La rotta balcanica è minata

L'1% del territorio croato è ancora infestato da mine antiuomo. La tragica eredità della guerra del Balcani rischia, ora, di far nuovi morti. L'allarme è stato lanciato dal Ministero degli Interni croato. Nel frattempo c'è chi avverte: con la chiusura della frontiera tra Ungheria e Serbia, la rotta balcanica delle migrazioni diventerà un inferno.

di Marco Dotti

Ci hanno provato in tutti i modi: con i cani, con i conigli, persino con le api. Niente, le mine antiuomo sono una brutta bestia per chiunque. Soprattutto se disseminate durante una guerra civile le cui conseguenze a lungo termine sono ancora poco chiare.

Perché se è vero che cartelli in croato, nelle zone di confine, indicano la presenza di mine è altrettanto vero che non tutte le mine e non tutti i tragitti non convenzionali sono indicati. E sono proprio questi "tragitti" rischiano ora di essere intrapresi dai profughi in fuga.

Ancor più brutta, la "bestia" delle mine rischia dunque di diventarlo per i profughi, siriani e non, che vedendosi preclusa la via ungherese sembra stiano cambiando percorso, dirigendosi lungo i 325km che segnano il confine tra la Repubblica serba e quella di Croazia.

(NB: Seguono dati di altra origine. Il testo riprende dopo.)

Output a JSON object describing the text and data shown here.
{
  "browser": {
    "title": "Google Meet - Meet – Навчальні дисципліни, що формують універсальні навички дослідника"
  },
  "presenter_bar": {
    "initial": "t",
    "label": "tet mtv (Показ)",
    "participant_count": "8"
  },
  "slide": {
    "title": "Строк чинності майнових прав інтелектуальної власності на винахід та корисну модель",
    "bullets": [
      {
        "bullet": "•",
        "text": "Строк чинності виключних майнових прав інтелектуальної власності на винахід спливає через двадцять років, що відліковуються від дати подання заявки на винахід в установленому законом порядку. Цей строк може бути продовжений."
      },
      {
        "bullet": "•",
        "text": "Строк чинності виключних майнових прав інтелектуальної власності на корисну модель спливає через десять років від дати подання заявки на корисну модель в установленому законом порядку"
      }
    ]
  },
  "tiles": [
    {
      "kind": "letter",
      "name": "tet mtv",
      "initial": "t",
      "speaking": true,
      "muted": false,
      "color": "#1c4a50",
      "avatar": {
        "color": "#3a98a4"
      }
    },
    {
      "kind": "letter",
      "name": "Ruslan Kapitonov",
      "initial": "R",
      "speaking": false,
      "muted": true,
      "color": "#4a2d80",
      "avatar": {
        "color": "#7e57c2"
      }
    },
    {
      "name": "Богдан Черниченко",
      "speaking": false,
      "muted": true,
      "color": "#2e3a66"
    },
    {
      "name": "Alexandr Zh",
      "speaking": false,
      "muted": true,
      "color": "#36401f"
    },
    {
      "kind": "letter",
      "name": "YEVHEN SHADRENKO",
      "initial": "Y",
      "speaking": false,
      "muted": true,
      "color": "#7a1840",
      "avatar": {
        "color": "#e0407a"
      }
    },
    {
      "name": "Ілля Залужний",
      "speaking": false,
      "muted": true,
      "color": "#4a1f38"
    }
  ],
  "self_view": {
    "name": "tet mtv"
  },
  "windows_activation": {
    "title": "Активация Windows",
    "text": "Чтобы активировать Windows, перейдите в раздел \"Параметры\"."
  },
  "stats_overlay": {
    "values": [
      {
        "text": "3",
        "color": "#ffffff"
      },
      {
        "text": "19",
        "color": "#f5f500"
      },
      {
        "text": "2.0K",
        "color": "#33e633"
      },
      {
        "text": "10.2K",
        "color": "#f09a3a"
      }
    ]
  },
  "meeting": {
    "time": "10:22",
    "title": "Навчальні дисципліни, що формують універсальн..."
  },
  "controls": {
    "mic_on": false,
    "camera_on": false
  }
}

Ieri i primi morti – così da notizie non ufficiali che non abbiamo avuto modo di verificare, ma sono circolanti in loco.

Poche ore fa, notizie o voci a parte, il dato certo è che l'Ungheria ha "sigillato" il suo confine. Parliamo del confine con la Serbia e lo stesso – con tanto di muro in costruzione – si appresta a fare con il confine con la Romania. Inutile dire che il confine ucraino è quello più temuto da Budapest, ma per altre ragioni.

La Romania, da parte sua, fa sapere di non poter accogliere più di 1785 rifugiagi. Insomma, la decisione ungherese, conseguente alla legge di contrasto all'immigrazione illegale approvata lunedì, ha destabilizzato l'area mettendo in preallarme proprio la Romania, la Serbia e la Croazia. In preallarme dovrebbe però essere anche l'Italia, che diventerà, probabilmente, il prossimo corridoio di transito – via Friuli – per i migranti in fuga.

Il governo di Zagabria, nel frattempo, ha schierato 6mila uomini lungo il confine e dichiara di avere la possibilità di ospitare 3mila profughi. Non uno di più.

Quest'anno, sono s tate 720 le richieste nella Repubblica di Croazia, ma solo 41 persone si sono viste accordare l'asilo.

A Sid, al confine con la Serbia, è iniziato nel frattempo l'arrivo dei primi migranti (afghani e siriani, in prevalenza) su bus provenienti dalla Macedonia e dal sud della Serbia

Nonostante le parole di rassicurazione di Zlatko Sokolar, a capo dell'amministrazione delle frontiere del Ministero degli Interni, il provvedimento ungherese rischia di innescare un effetto domino in tutta l'area e i movimenti nazionalisti stanno già iniziando la loro campagna contro una migrazione che qualificano nei termini di "invasione islamica".

Oltre alle mine, vecchi focolai si riaccendono. Non ultima la provocazione dei serbi della Krajina che hanno offerto le proprie case in Croazia abbandonate al tempo della guerra e oggi al centro di una contesa giuridica su risarcimenti per danni di guerra… ai profughi.